In practical terms, this means that representative samples of products that may contribute to the LEM credit should be tested about every two years since the time delay between when an interior product is selected by an architectural project and when it is installed can easily be one year.
Based on this USGBC policy change, Berkeley Analytical is now strongly encouraging its customers to retest samples of their products on a two-year cycle and certainly not more than every three years to minimize the possibility of their LEM documentation being rejected by GBCI reviewers.

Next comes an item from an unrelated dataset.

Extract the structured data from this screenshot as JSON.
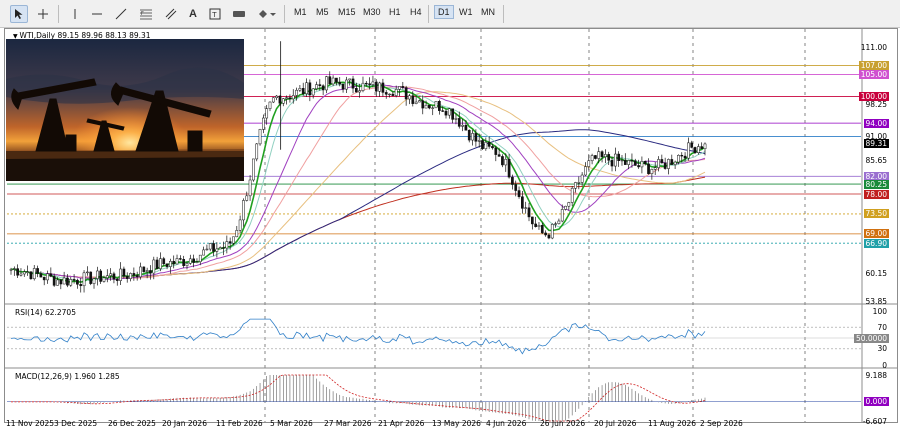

The amended language for VOC Emissions Evaluation is shown below in track changes (a revised version of LEED v4.1 ID&C has not been published as of the date of this article). Note that Option 2 has been deleted in its entirety as testing requirements for projects outside of the U.S. are now separately addressed in a new Addenda published February 1, 2021.
VOC Emissions Evaluation
Option 1. Product has been tested according to California Department of Public Health (CDPH) Standard Method v1.2–2017 and complies with the VOC limits in Table 4-1 of the method. Additionally, the range of total VOCs after 14 days (336 hours) was measured as specified in the CDPH Standard Method v1.2 and is reported (TVOC ranges: 0.5 mg/m3 or less, between 0.5 and 5 mg/m3, or 5 mg/m3 or more).
Laboratories that conduct the tests must be accredited under ISO/IEC 17025 for the test methods they use. Products used in school classrooms must be evaluated using the classroom scenario, products used in other spaces must be evaluated using the default private office scenario.
The statement of product compliance must include the exposure scenario(s) used, the range of total VOCs, and must follow the product declaration guidelines in CDPH Standard Method v1.2-2017, Section 8. Manufacturer statements must also include a summary report from the laboratory that is less than 3 years old and the amount of wet-applied product applied in mass per surface area (if applicable). Organizations that certify manufacturers’ claims must be accredited under ISO/IEC Guide 17065.